LED lights may damage your eyes, according to research in 2013. A study has discovered that exposure to LED lights can cause irreparable harm to the retina of the human eye. Dr. Celia Sánchez-Ramos, Professor at the Department of Optometry and Vision, at Madrid’s Complutense University, explained that light from LEDs, or light-emitting diodes, comes from the short-wave, high-energy blue and violet end of the visible light spectrum. She said that prolonged, continuous exposure to this light may be enough to damage a person’s retina.

The retina is composed of light-sensitive tissue that is responsible for detecting light and in turn allowing us to see. ‘This problem is going to get worse, because humans are living longer  and children are using electronic devices from a young age, particularly for schoolwork,’ Sánchez-Ramos told ‘Eyes are not designed to look directly at light — they are designed to see with light,’ Sánchez-Ramos said.

Her comments are based in part on a 2012 study she co-authored, published in the journal Photochemistry and Photobiology. That study found that LED radiation caused significant damage to human retinal pigment epithelial cells in vitro.

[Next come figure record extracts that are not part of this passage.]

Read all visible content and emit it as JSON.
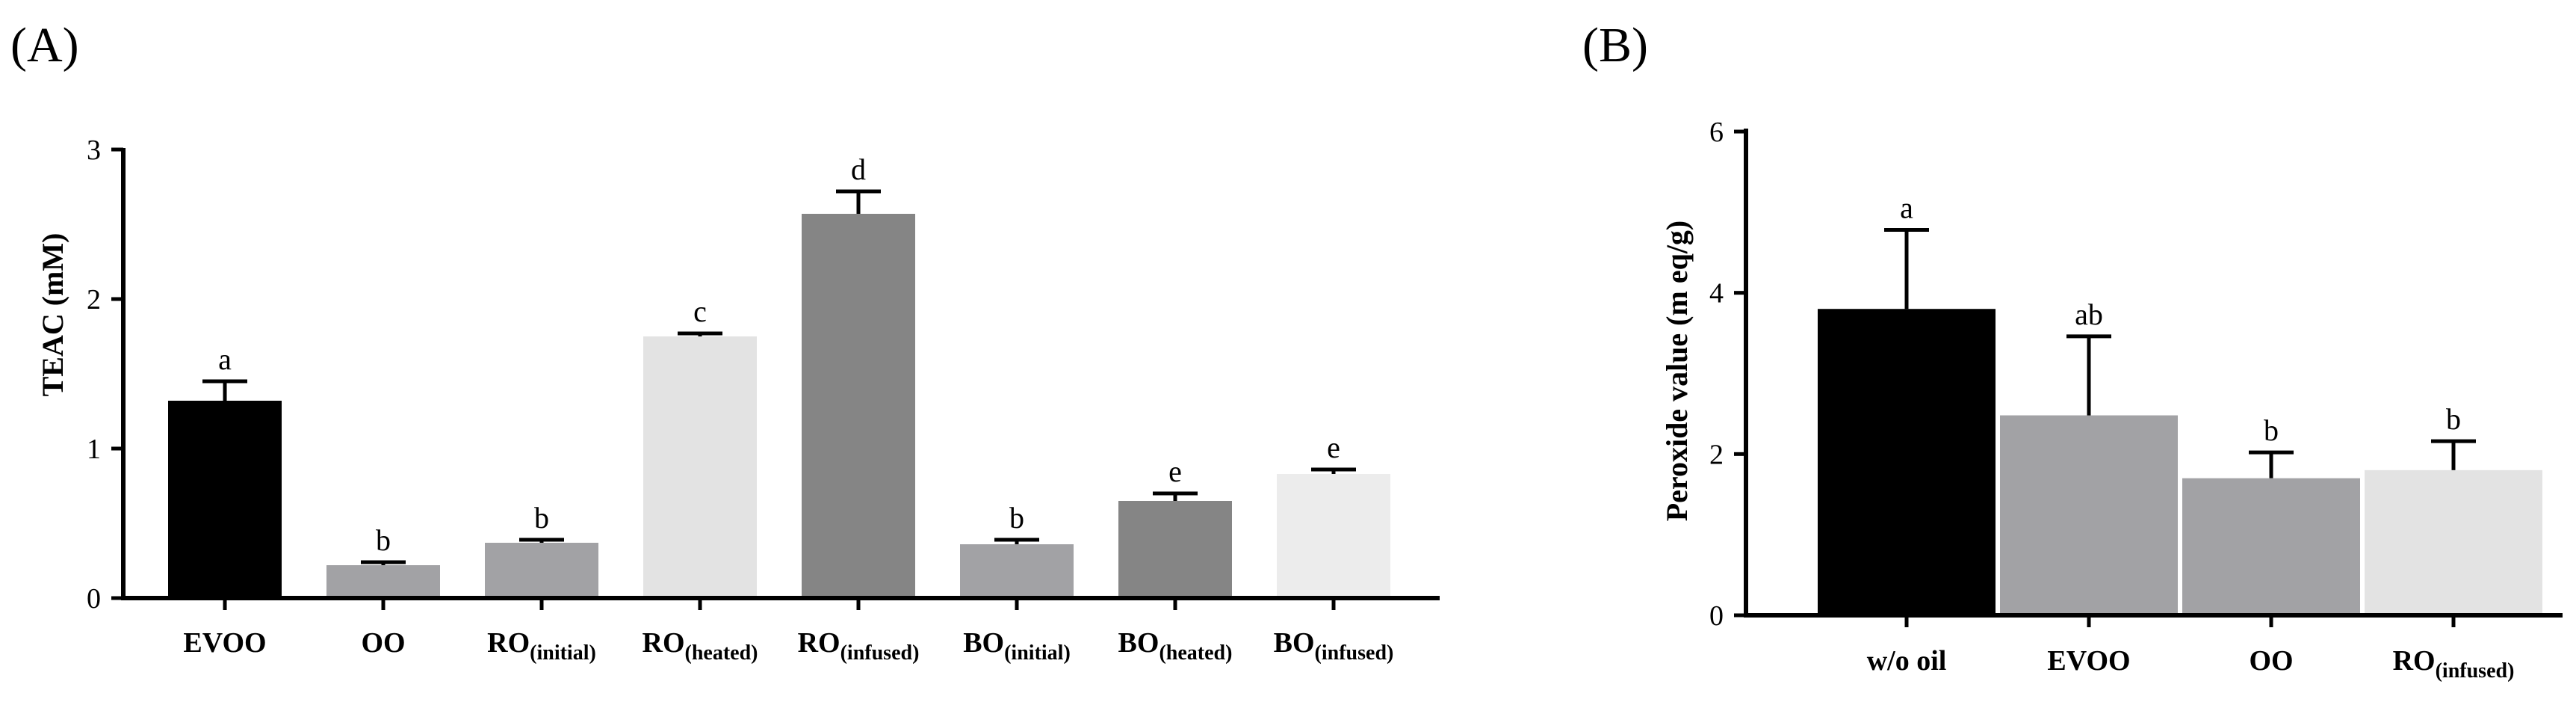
{
  "chart_data": [
    {
      "type": "bar",
      "panel": "(A)",
      "ylabel": "TEAC (mM)",
      "ylim": [
        0,
        3
      ],
      "yticks": [
        "0",
        "1",
        "2",
        "3"
      ],
      "categories": [
        {
          "main": "EVOO",
          "sub": ""
        },
        {
          "main": "OO",
          "sub": ""
        },
        {
          "main": "RO",
          "sub": "(initial)"
        },
        {
          "main": "RO",
          "sub": "(heated)"
        },
        {
          "main": "RO",
          "sub": "(infused)"
        },
        {
          "main": "BO",
          "sub": "(initial)"
        },
        {
          "main": "BO",
          "sub": "(heated)"
        },
        {
          "main": "BO",
          "sub": "(infused)"
        }
      ],
      "values": [
        1.32,
        0.22,
        0.37,
        1.75,
        2.57,
        0.36,
        0.65,
        0.83
      ],
      "errors": [
        0.13,
        0.02,
        0.02,
        0.02,
        0.15,
        0.03,
        0.05,
        0.03
      ],
      "significance": [
        "a",
        "b",
        "b",
        "c",
        "d",
        "b",
        "e",
        "e"
      ],
      "colors": [
        "#000000",
        "#a2a2a5",
        "#a2a2a5",
        "#e3e3e3",
        "#858585",
        "#a2a2a5",
        "#858585",
        "#ececec"
      ]
    },
    {
      "type": "bar",
      "panel": "(B)",
      "ylabel": "Peroxide value (m eq/g)",
      "ylim": [
        0,
        6
      ],
      "yticks": [
        "0",
        "2",
        "4",
        "6"
      ],
      "categories": [
        {
          "main": "w/o oil",
          "sub": ""
        },
        {
          "main": "EVOO",
          "sub": ""
        },
        {
          "main": "OO",
          "sub": ""
        },
        {
          "main": "RO",
          "sub": "(infused)"
        }
      ],
      "values": [
        3.8,
        2.48,
        1.7,
        1.8
      ],
      "errors": [
        0.98,
        0.98,
        0.32,
        0.36
      ],
      "significance": [
        "a",
        "ab",
        "b",
        "b"
      ],
      "colors": [
        "#000000",
        "#a2a2a5",
        "#a2a2a5",
        "#e3e3e3"
      ]
    }
  ]
}
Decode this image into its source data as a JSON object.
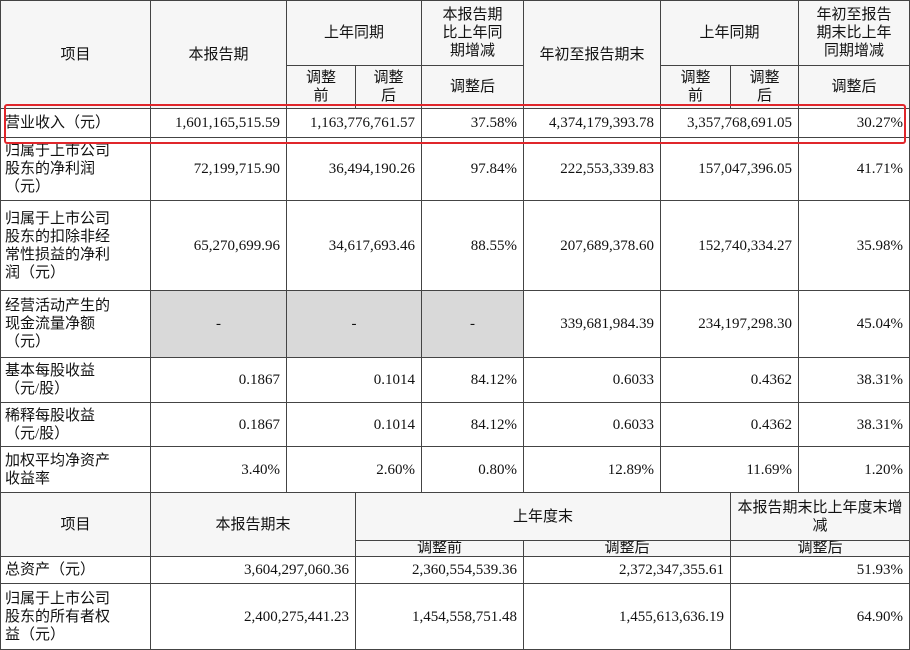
{
  "top_table": {
    "header": {
      "item": "项目",
      "current": "本报告期",
      "prior_same": "上年同期",
      "change": "本报告期比上年同期增减",
      "ytd": "年初至报告期末",
      "prior_ytd": "上年同期",
      "ytd_change": "年初至报告期末比上年同期增减",
      "prior_before": "调整前",
      "prior_after": "调整后",
      "change_after": "调整后",
      "prior_ytd_before": "调整前",
      "prior_ytd_after": "调整后",
      "ytd_change_after": "调整后"
    },
    "rows": [
      {
        "label": "营业收入（元）",
        "values": [
          "1,601,165,515.59",
          "1,163,776,761.57",
          "37.58%",
          "4,374,179,393.78",
          "3,357,768,691.05",
          "30.27%"
        ]
      },
      {
        "label": "归属于上市公司股东的净利润（元）",
        "values": [
          "72,199,715.90",
          "36,494,190.26",
          "97.84%",
          "222,553,339.83",
          "157,047,396.05",
          "41.71%"
        ]
      },
      {
        "label": "归属于上市公司股东的扣除非经常性损益的净利润（元）",
        "values": [
          "65,270,699.96",
          "34,617,693.46",
          "88.55%",
          "207,689,378.60",
          "152,740,334.27",
          "35.98%"
        ]
      },
      {
        "label": "经营活动产生的现金流量净额（元）",
        "values": [
          "-",
          "-",
          "-",
          "339,681,984.39",
          "234,197,298.30",
          "45.04%"
        ],
        "shaded": true
      },
      {
        "label": "基本每股收益（元/股）",
        "values": [
          "0.1867",
          "0.1014",
          "84.12%",
          "0.6033",
          "0.4362",
          "38.31%"
        ]
      },
      {
        "label": "稀释每股收益（元/股）",
        "values": [
          "0.1867",
          "0.1014",
          "84.12%",
          "0.6033",
          "0.4362",
          "38.31%"
        ]
      },
      {
        "label": "加权平均净资产收益率",
        "values": [
          "3.40%",
          "2.60%",
          "0.80%",
          "12.89%",
          "11.69%",
          "1.20%"
        ]
      }
    ]
  },
  "bottom_table": {
    "header": {
      "item": "项目",
      "period_end": "本报告期末",
      "prior_year_end": "上年度末",
      "change": "本报告期末比上年度末增减",
      "before": "调整前",
      "after": "调整后",
      "change_after": "调整后"
    },
    "rows": [
      {
        "label": "总资产（元）",
        "values": [
          "3,604,297,060.36",
          "2,360,554,539.36",
          "2,372,347,355.61",
          "51.93%"
        ]
      },
      {
        "label": "归属于上市公司股东的所有者权益（元）",
        "values": [
          "2,400,275,441.23",
          "1,454,558,751.48",
          "1,455,613,636.19",
          "64.90%"
        ]
      }
    ]
  }
}
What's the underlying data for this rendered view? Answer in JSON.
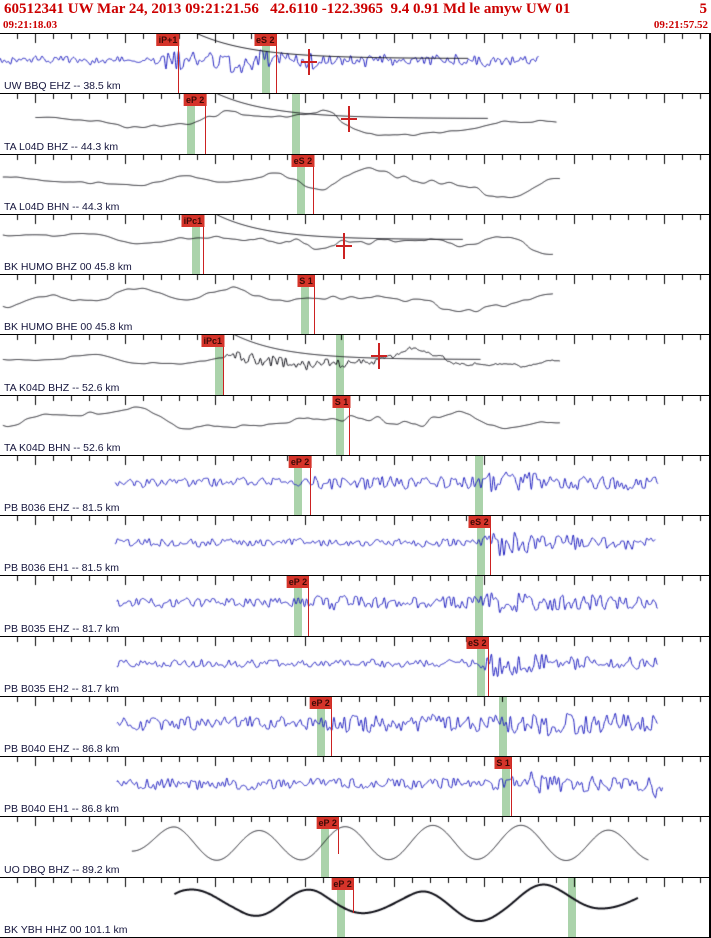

Some white light-emitting diodes (LEDs) emit a wavelength of light associated with adverse human health effects. Published in Environmental Health Perspectives, a 2014 study examined retinal changes in rats exposed to white LEDs like those sometimes used in household lighting. Retinas of rats exposed to either blue or cool white LED light showed evidence of retinal damage and cell death after 9 days of exposure.

A 2013 Scientific American article noted: “LEDs do have a dark side. A study published in the journal Environmental Science and Technology found that LEDs contain lead, arsenic and a dozen other potentially dangerous substances. LEDs are touted as the next generation of lighting,” says Oladele Ogunseitan, one of the researchers behind the study and chair of the University of California Irvine’s Department of Population Health & Disease Prevention. “But as we try to find better products that do not deplete energy resources or contribute to global warming, we have to be vigilant [about] toxicity hazards….”

Ogunseitan adds that while breaking open a single LED and breathing in its fumes wouldn’t likely cause cancer, our bodies hardly need more toxic substances floating around, as the combined effects could be a disease trigger. If any LEDs break at home, Ogunseitan recommends sweeping them up while wearing gloves and a mask, and disposing of the debris — and even the broom — as hazardous waste.

Finally, a study carried out by the University of Antwerp found that LED lights were bleaching the paint on works by Van Gogh and Cézanne.